Luis Hernández Navarro
El desastre agrícola

Agravada por la sequía en seis estados, la producción nacional de granos en el país se derrumba aún más. Si durante 1995 se importaron 3.3 millones de toneladas de maíz, este año se tendrán que adquirir 5 millones, a precios de alrededor de 200 dólares la tonelada puesto en México.

Los efectos de esta situación serán, lisa y llanamente, desastrosos. El país tendrá que gastar mil millones de dólares en la importación del grano, en un momento en el que hay una verdadera carencia de divisas y existe el peligro real de que varias regiones padezcan severas hambrunas.

Se paga así los efectos de una política que ha sacrificado a la agricultura, a los campesinos y a la autosuficiencia alimentaria, a cambio de mantener las variables macroeconómicas ``sanas'' y de impulsar un modelo de desarrollo basado en supuestas ventajas comparativas. Ciertamente, las sequías son culpa de la naturaleza, pero los efectos de éstas en los productores y la carencia de ``colchones'' productivos para atenuar sus efectos son resultado de una política que ha desmantelado y distorsionado aún más la presencia del Estado en el sector.

La agricultura es un sector sustancialmente distinto al resto de los sectores económicos. Esta especifidad tiene su origen, entre otros factores, en la incertidumbre productiva que acompaña a una actividad en la que el clima y el medio ambiente juegan un papel clave en el resultado final de la producción, en la limitación del principal medio de producción: la tierra, en el efecto que la inestabilidad de precios y mercados tienen sobre los ingresos del productor.

En este contexto, el Estado tiene un papel muy importante que cumplir para proporcionar a la agricultura algunos elementos que los mercados no proveen. Puede proporcionar estabilidad para enfrentar las incertidumbres provocadas tanto por los riesgos inherentes a una actividad que depende para su realización del comportamiento benigno de la naturaleza, como por el comportamiento de los precios.
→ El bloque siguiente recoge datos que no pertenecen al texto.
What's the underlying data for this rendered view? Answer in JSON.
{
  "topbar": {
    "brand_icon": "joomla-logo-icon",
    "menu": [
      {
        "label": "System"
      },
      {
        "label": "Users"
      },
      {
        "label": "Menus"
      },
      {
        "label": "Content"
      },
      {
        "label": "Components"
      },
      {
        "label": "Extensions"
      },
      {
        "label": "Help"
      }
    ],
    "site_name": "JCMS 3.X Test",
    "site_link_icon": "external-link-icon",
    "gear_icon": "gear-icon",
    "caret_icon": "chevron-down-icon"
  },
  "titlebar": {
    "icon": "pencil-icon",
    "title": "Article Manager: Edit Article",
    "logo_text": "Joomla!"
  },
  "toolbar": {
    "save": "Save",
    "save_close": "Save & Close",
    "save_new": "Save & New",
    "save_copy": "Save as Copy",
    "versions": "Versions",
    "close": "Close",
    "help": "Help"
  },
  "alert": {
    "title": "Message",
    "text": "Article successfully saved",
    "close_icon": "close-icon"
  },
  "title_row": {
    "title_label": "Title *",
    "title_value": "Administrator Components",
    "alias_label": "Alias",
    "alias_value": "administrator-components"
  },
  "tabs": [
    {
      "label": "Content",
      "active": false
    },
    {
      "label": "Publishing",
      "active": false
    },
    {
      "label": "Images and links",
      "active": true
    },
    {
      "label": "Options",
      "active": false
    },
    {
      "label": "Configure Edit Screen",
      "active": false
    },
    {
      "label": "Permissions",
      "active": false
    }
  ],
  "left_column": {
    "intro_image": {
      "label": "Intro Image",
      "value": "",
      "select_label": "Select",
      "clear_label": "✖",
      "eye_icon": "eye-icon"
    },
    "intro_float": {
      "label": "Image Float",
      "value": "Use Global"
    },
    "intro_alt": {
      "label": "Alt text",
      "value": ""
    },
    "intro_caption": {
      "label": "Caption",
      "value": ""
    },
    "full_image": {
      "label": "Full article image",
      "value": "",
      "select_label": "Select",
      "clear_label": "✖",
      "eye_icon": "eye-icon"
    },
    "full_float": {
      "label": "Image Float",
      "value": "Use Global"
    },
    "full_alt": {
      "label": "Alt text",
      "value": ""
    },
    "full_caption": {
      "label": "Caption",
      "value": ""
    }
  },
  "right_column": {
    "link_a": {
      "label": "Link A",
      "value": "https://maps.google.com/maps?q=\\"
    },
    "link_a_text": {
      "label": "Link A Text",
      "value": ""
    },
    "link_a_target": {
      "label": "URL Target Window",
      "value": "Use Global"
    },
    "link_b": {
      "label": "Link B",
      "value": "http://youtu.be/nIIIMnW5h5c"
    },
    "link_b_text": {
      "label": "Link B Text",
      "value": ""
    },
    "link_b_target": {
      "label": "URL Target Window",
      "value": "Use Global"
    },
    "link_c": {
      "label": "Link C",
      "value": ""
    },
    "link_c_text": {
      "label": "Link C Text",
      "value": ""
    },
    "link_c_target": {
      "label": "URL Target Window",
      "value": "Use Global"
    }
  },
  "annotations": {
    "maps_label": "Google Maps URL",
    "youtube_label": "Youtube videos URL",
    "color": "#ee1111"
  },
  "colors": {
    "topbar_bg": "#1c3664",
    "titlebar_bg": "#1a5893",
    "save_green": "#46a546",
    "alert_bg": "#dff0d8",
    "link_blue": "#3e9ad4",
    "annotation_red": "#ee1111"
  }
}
Estos riesgos pueden ser corregidos con instituciones y políticas especializadas para atenderlos. Debe dar respuesta a la pobreza, de la que los mercados no se ocupan. Requiere de invertir en infraestructura básica para la producción y el riego, electrificación, carreteras y comunicaciones, y servicios. Es responsable de crear instituciones de fomento que incrementen la productividad y la competitividad del sector.

Sin embargo, las políticas instrumentadas durante las últimas administraciones para atender al sector han caminado en el sentido opuesto a estas funciones. Han desmantelado las instituciones y políticas que buscaban dar certidumbre al productor, y lo han sustituido, por una apertura comercial salvaje, y por una sobreintervención que, como en el caso del Procampo, favorecen la construcción de relaciones clientelares por sobre la generación de ciudadanía.

En su afán por someter al agro a una economía orientada únicamente por las señales del mercado, nuestros ``modernizadores'' abrieron nuestras fronteras ``olvidando'' que los mercados internacionales no son mecanismos autorregulados determinados por abstractas leyes de la oferta y la demanda, sino instituciones activamente construidas por las acciones internacionales de los grandes Estados y de los grandes capitales agroindustriales.

Es por ello que, tal y como lo ha reclamado la Iniciativa Privada, se debe reconstruir el Estado en el sector. El nuevo tipo de regulación estatal en el sector debe ayudar a conducir la inserción de los productores en el mercado internacional y no abandonarlos a sus propias fuerzas, y, de manera destacada, dar certidumbre.

Pero, mientras esto sucede, se requiere instrumentar, tal y como ha insistido la Asociación Nacional de Empresas Comercializadoras, un Programa Nacional de Emergencia para el fomento a la producción de granos básicos. Un programa de esta naturaleza debe reconocer que la crisis agrícola por la que atravesamos es un problema de Estado y de seguridad nacional.

Entre las medidas que ese plan contempla se encuentra: la entrega de Procampo antes de la cosecha, en los montos anunciados al inicio del programa (750 pesos por hectárea) en lugar de los 440 que se otorgan actualmente; la liberación del crédito a la producción con tasas de fomento; la integración de los recursos anunciados en Produce al paquete de estímulos a la producción y a la productividad; la entrega de recursos para aplicar los paquetes tecnológicos adecuados a las distintas regiones; la definición de esquemas que den certidumbre de precios remunerados y que incorporen a los productores a los procesos de comercialización.

La situación es de emergencia. El problema no es sólo de coyuntura. Se requieren, hoy, cambios de fondo en la política agrícola para enfrentarla.